For determining protein structures
ARGONNE, Ill. (July 1, 2005) – Proteins are the molecular machines that make growth possible, and understanding their structure is key to developing pharmaceuticals, A new window to that understanding is being made possible under a $50 million grant to the U.S. Department of Energy's Argonne National Laboratory.
The grant, from the National Institutes of Health, provides funds for the Midwest Center for Structural Genomics, a large-scale center of the Protein Structure Initiative headed by Argonne's Andrezej Joachimiak, principal investigator on the project. With this funding, Argonne researchers, in collaboration with biologists from around the world, will expand the information available to researchers for biomedically important proteins from humans and pathogens.
The key to understanding a protein is being able to see it. Proteins, because they are so small, can only be seen using intense X-ray sources, such as the Advanced Photon Source at Argonne. Using X-rays to produce an image of protein is often called "determining the structure" of the protein. The researchers are refining existing methods for structure determination, making a process that used to take years into an automated pipeline that can be completed in weeks. The automated process allows structure determination that used to cost more than $500,000 per structure to now be accomplished for less than $50,000. The process is now producing more than 250 protein structures each year. Ultimately, the project seeks to determine the structures of enough proteins that the structures of any new ones could be computed on the basis of structures already known.
"The project in structural genomics is a complex one, combining the fields of biology, computer science and physics to do that work," said Bob Rosner, Argonne director. "Biologists are finding new ways to quickly copy proteins for analysis; computer scientists are developing faster computers and computer programs to deal with the massive amounts of data and provide computer models of the information; and physicists have developed what is called a third generation synchrotron which provides the world's most brilliant X-rays to aid in research." That third generation synchrotron at Argonne, the Advanced Photon Source, is one of only three such machines in the world, and the only one in the Western Hemisphere.
Researchers using the Advanced Photon Source have so far determined nearly 300 different three-dimensional protein structures and contributed the images and information to the International Protein Data Bank, which provides them to researchers worldwide, who use the structures both to identify diseases and to create formulas for medicines to prevent or cure the diseases. The structures have ranged from anthrax to SARS.
The new effort will involve cloning and expressing genes and gene fragments of from microbes, plants, animals and humans; purifying and crystallizing the proteins; collecting the data; and analyzing the structures.

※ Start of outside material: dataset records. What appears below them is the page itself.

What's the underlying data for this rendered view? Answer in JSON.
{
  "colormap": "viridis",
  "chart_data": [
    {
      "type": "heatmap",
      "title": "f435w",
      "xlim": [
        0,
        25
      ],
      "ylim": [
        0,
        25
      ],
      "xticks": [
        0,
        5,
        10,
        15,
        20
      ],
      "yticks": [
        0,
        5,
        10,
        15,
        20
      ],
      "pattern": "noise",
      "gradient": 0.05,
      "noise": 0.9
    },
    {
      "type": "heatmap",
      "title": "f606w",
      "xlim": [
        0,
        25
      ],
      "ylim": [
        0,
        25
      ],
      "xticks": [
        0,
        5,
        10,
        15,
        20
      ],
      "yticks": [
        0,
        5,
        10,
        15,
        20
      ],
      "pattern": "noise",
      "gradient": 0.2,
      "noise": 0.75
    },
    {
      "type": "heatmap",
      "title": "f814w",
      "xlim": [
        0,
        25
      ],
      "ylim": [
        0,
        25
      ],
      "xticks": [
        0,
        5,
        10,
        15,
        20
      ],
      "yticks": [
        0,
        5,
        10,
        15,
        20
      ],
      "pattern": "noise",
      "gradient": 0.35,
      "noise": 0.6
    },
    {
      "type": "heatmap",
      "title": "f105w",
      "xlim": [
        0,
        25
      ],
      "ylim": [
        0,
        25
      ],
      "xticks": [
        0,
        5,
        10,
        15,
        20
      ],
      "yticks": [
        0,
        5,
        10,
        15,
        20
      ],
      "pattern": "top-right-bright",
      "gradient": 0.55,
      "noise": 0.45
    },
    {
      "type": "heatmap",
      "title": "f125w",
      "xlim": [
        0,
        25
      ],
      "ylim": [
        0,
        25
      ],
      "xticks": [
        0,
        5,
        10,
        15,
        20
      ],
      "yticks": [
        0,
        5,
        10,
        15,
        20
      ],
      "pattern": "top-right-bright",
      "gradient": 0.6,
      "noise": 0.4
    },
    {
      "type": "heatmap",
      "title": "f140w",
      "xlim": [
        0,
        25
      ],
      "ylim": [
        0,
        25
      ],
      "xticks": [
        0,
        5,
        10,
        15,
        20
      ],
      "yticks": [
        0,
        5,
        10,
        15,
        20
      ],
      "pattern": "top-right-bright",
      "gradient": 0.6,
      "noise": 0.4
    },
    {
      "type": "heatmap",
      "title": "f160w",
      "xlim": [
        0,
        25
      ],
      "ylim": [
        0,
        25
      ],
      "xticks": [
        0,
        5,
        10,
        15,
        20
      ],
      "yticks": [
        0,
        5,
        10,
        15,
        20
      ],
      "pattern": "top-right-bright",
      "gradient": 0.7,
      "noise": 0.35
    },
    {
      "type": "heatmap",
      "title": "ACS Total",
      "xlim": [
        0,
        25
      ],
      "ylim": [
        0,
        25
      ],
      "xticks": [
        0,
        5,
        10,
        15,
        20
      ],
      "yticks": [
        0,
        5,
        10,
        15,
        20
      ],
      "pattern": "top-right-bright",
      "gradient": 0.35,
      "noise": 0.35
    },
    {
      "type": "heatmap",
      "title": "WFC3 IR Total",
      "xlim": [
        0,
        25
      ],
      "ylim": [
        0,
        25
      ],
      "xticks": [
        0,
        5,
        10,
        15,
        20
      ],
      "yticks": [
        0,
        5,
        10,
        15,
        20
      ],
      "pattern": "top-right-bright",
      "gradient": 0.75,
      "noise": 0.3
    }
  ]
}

"The near-term goal is to provide the technological basis for rapid determination of the remaining fundamental protein structures – a concept made possible by the emerging comprehensive genomic data and the data generation capacity of third-generation synchrotrons and advances in computer science and technology," explained Lee Makowski, director of Argonne's Biosciences Division. "Achieving this goal requires enhancement of all the methods involved in protein production, crystal growth, structure determination, and structural model generation and refinement. This approach will have broad and long-lasting importance to much biomedical research as well as for its immediate goal of facilitating the development of the new discipline known as structural genomics. We plan to solve quickly large number of 'easy" targets, and in the process we will develop new, more advanced tools, methods and approaches that can be applied to unsolved and more difficult projects."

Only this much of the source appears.